The Wife, with Glenn Close and Jonathan Pryce, has 2 screenings on Thursday and is virtually sold out at the time of writing.
For a second week we have three films on show, with a screening on Saturday to commemorate the end of World War One.
Tuesday evening’s film, Crazy Rich Asians, is a romantic comedy based on the bestselling novel by Kevin Kwan. Its worldwide box office take of $234 million to date makes it the highest-grossing romantic comedy of the last 10 years. It is also the first Hollywood film to feature a majority Asian American cast in a modern setting since The Joy Luck Club in 1993.
Thursday – Sarah Waters’s books lend themselves to successful screen adaptations, as those of you who saw Chan-wook Park’s The Handmaiden will attest, and Thursday’s film The Little Stranger is no exception.
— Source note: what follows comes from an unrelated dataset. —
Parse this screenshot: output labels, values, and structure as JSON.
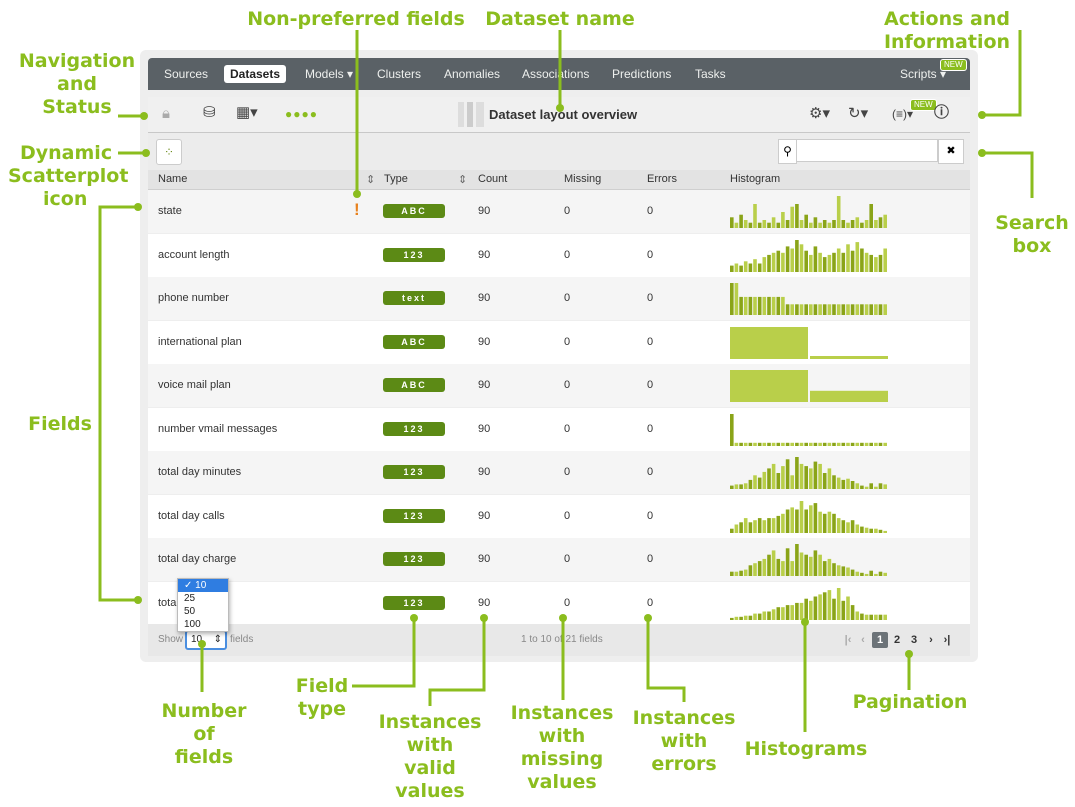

Lenny Abrahamson follows up on the award-winning Room with this study of the declining aristocracy in the aftermath of the Second World War, with a superb performance from Ruth Wilson.
Saturday – To commemorate the end of the First World War in November 1918, we are screening the acclaimed French film The Guardians on Saturday afternoon. A story of the women running the ‘home front’ in war-torn France, it stars Natalie Baye, her real-life daughter Laura Smet and newcomer Iris Bry, and shows the efforts made to cultivate the land in the absence of the menfolk with the strains this places on the les guardiennes. The moving score is by veteran composer Michel Legrand.